And finally, Tamás Kovács, an Olympic fencer and trainer, wrote an Easter letter to Viktor Orbán on Facebook. In 1990 he voted for MDF, but between 1994 and 2014 he voted for Fidesz. Thus, Kovács can be considered one of the most loyal Fidesz supporters. One of those core voters who, no matter what, will always vote for Fidesz. Or, maybe not. Kovács believes that the trouble started only in 2014, but “in the last two years, we keep comparing the incitement against certain people by the governing party to the communist times when I see on billboards: EU, Brussels, Gyurcsány, multinationals, Simicska, Soros, MSZP, MSZMP, Jobbik, they are all against us…. Where will that lead? What will be the end of this? There can be only one opinion in this country, Fidesz’s opinion?” What about those 6 million people who didn’t vote for Fidesz? The undeclared slogan “Those who are not with us are against us” must be stopped because it does incredible harm to the nation. His final sentence is: “It cannot go on like this.”

Most of the comments to Kovács’s letter are positive, but we can also read: “My God, what an unfair letter.

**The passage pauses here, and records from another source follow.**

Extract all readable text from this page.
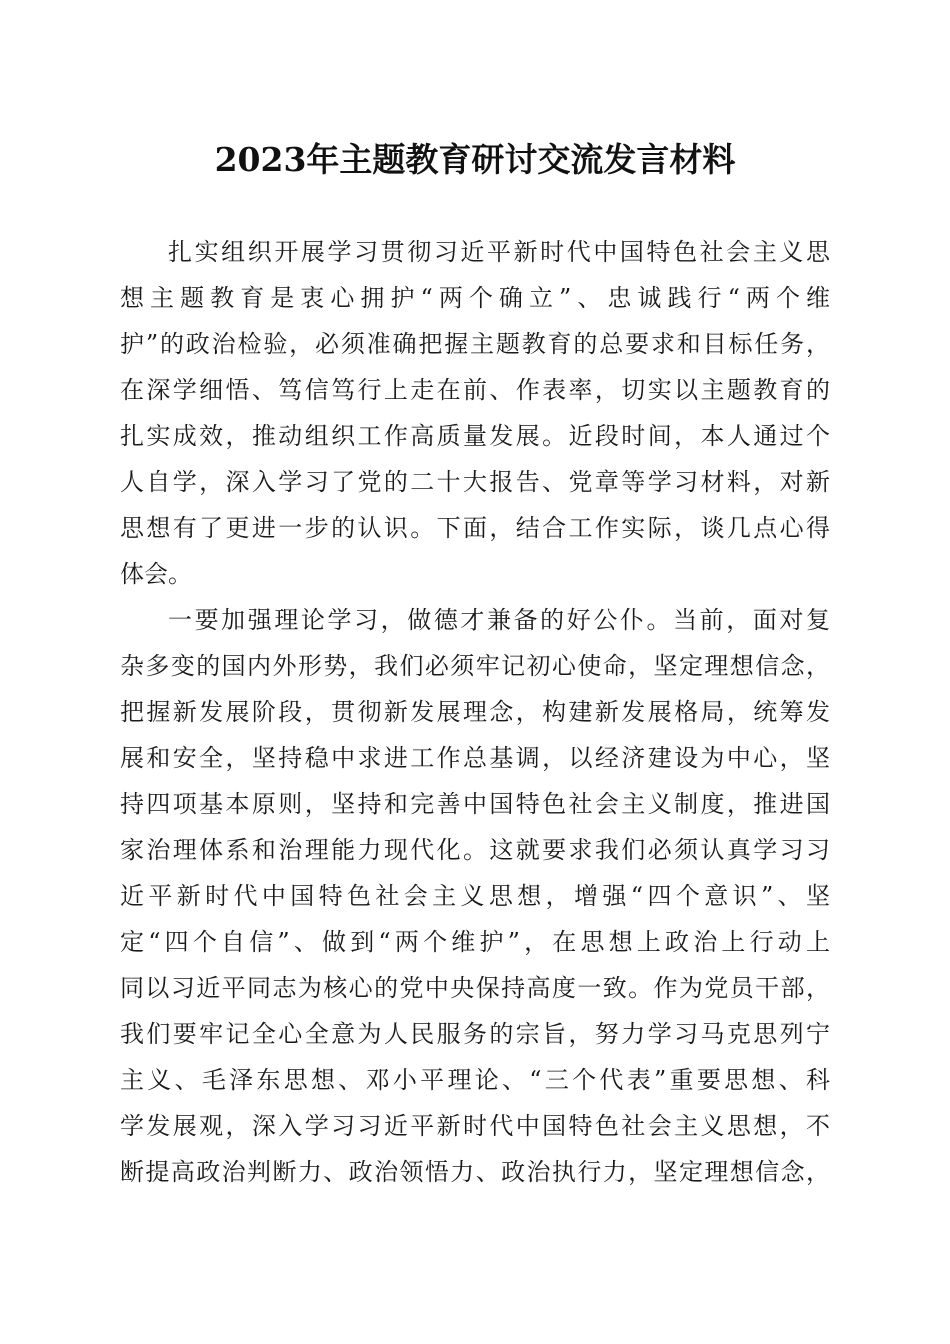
2023年主题教育研讨交流发言材料
扎实组织开展学习贯彻习近平新时代中国特色社会主义思
想主题教育是衷心拥护“两个确立”、忠诚践行“两个维
护”的政治检验，必须准确把握主题教育的总要求和目标任务，
在深学细悟、笃信笃行上走在前、作表率，切实以主题教育的
扎实成效，推动组织工作高质量发展。近段时间，本人通过个
人自学，深入学习了党的二十大报告、党章等学习材料，对新
思想有了更进一步的认识。下面，结合工作实际，谈几点心得
体会。
一要加强理论学习，做德才兼备的好公仆。当前，面对复
杂多变的国内外形势，我们必须牢记初心使命，坚定理想信念，
把握新发展阶段，贯彻新发展理念，构建新发展格局，统筹发
展和安全，坚持稳中求进工作总基调，以经济建设为中心，坚
持四项基本原则，坚持和完善中国特色社会主义制度，推进国
家治理体系和治理能力现代化。这就要求我们必须认真学习习
近平新时代中国特色社会主义思想，增强“四个意识”、坚
定“四个自信”、做到“两个维护”，在思想上政治上行动上
同以习近平同志为核心的党中央保持高度一致。作为党员干部，
我们要牢记全心全意为人民服务的宗旨，努力学习马克思列宁
主义、毛泽东思想、邓小平理论、“三个代表”重要思想、科
学发展观，深入学习习近平新时代中国特色社会主义思想，不
断提高政治判断力、政治领悟力、政治执行力，坚定理想信念，
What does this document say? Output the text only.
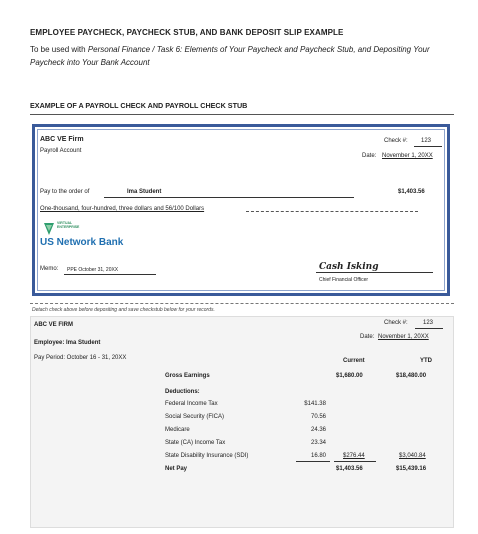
EMPLOYEE PAYCHECK, PAYCHECK STUB, AND BANK DEPOSIT SLIP EXAMPLE
To be used with Personal Finance / Task 6: Elements of Your Paycheck and Paycheck Stub, and Depositing Your
Paycheck into Your Bank Account
EXAMPLE OF A PAYROLL CHECK AND PAYROLL CHECK STUB
ABC VE Firm
Payroll Account
Check #: 123
Date: November 1, 20XX
Pay to the order of	Ima Student	$1,403.56
One-thousand, four-hundred, three dollars and 56/100 Dollars
VIRTUAL
ENTERPRISE
US Network Bank
Memo: PPE October 31, 20XX	Cash Isking
Chief Financial Officer
Detach check above before depositing and save checkstub below for your records.
ABC VE FIRM	Check #:	123
Date: November 1, 20XX
Employee: Ima Student
Pay Period: October 16 - 31, 20XX	Current	YTD
Gross Earnings	$1,680.00	$18,480.00
Deductions:
Federal Income Tax	$141.38
Social Security (FICA)	70.56
Medicare	24.36
State (CA) Income Tax	23.34
State Disability Insurance (SDI)	16.80	$276.44	$3,040.84
Net Pay	$1,403.56	$15,439.16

What kinds of emotions it whips up.” Or, “With this letter you proclaimed yourself to be one of the gravediggers of the nation.” Or, “This is a malicious letter, fie.” Or, “You should be ashamed of yourself. Didn’t you notice that ever since 2014 total war has been waged against us by the opposition and the enemies?” The preponderance of comments, however, congratulate him and add that more and more right-wingers feel this way. So, there is hope.

April 18, 2017

Hungary has no secrets from Russia? The strange story of the Yandex capture code

On April 8, 444.hu’s curious and internet savvy journalists, while looking at the government’s website where citizens can fill out the infamous “Stop Brussels” questionnaire, discovered that “personally identifiable information” (PII) is being passed on to Yandex’s Russian servers.

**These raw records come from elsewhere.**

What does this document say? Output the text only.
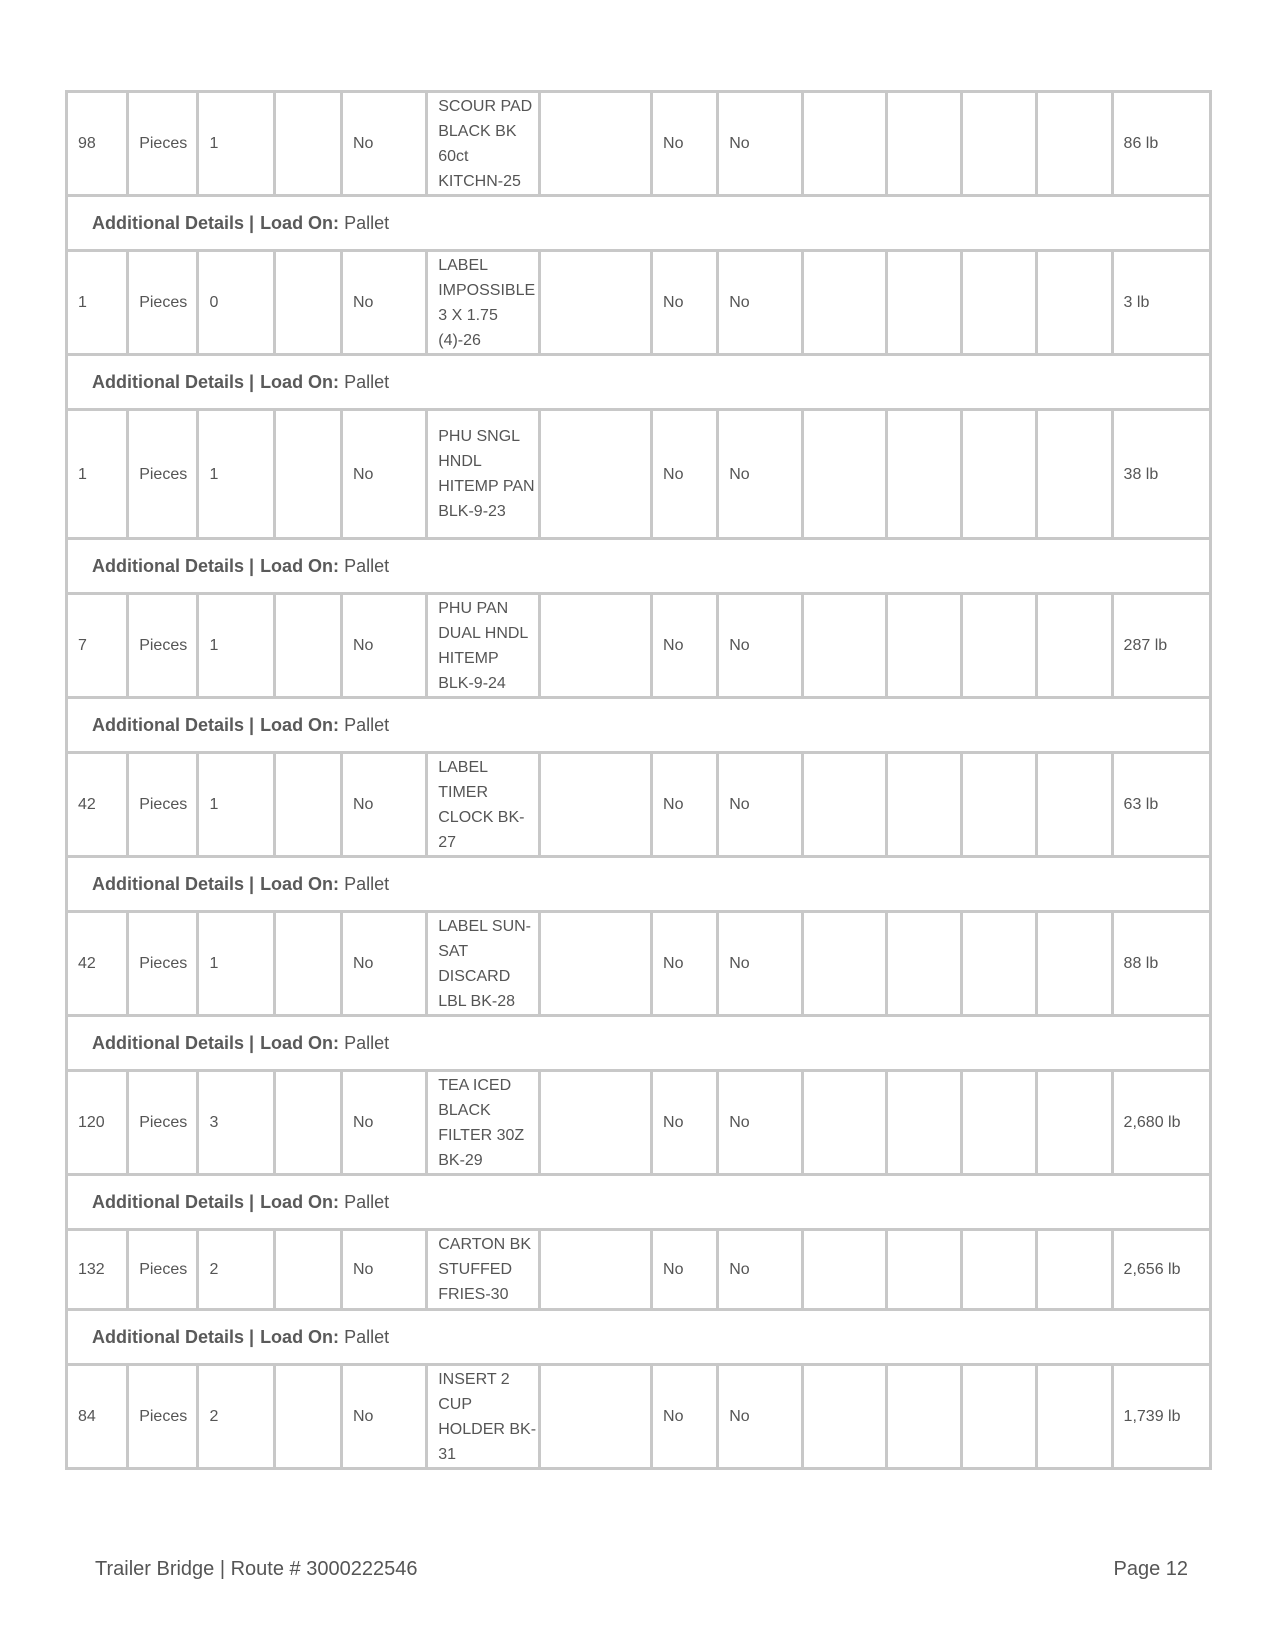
98	Pieces	1		No	SCOUR PAD BLACK BK 60ct KITCHN-25		No	No					86 lb
Additional Details | Load On: Pallet													
1	Pieces	0		No	LABEL IMPOSSIBLE 3 X 1.75 (4)-26		No	No					3 lb
Additional Details | Load On: Pallet													
1	Pieces	1		No	PHU SNGL HNDL HITEMP PAN BLK-9-23		No	No					38 lb
Additional Details | Load On: Pallet													
7	Pieces	1		No	PHU PAN DUAL HNDL HITEMP BLK-9-24		No	No					287 lb
Additional Details | Load On: Pallet													
42	Pieces	1		No	LABEL TIMER CLOCK BK-27		No	No					63 lb
Additional Details | Load On: Pallet													
42	Pieces	1		No	LABEL SUN-SAT DISCARD LBL BK-28		No	No					88 lb
Additional Details | Load On: Pallet													
120	Pieces	3		No	TEA ICED BLACK FILTER 30Z BK-29		No	No					2,680 lb
Additional Details | Load On: Pallet													
132	Pieces	2		No	CARTON BK STUFFED FRIES-30		No	No					2,656 lb
Additional Details | Load On: Pallet													
84	Pieces	2		No	INSERT 2 CUP HOLDER BK-31		No	No					1,739 lb
Trailer Bridge | Route # 3000222546	Page 12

First, a few words about Yandex, a Russian multinational company specializing in internet-related services. It is the largest search engine company in Russia. It also performs services similar to those of Google Analytics, but it can perform certain additional tasks that Google doesn’t (and won’t): with a special setting it can collect “personally identifiable information,” a feature that is described by experts as marking the difference between capture and spying.

Citizens who choose to answer the Orbán government’s moronic questions online must give their full names, e-mail addresses, and age. Although the website assures respondents that their personal information is safe, that it is not given out to a third party, it is clear from the source code that this is not the case. Thus, what Antal Rogán’s propaganda ministry, which runs the website, did was against the law. But that’s only one of the many problems connected to using Yandex.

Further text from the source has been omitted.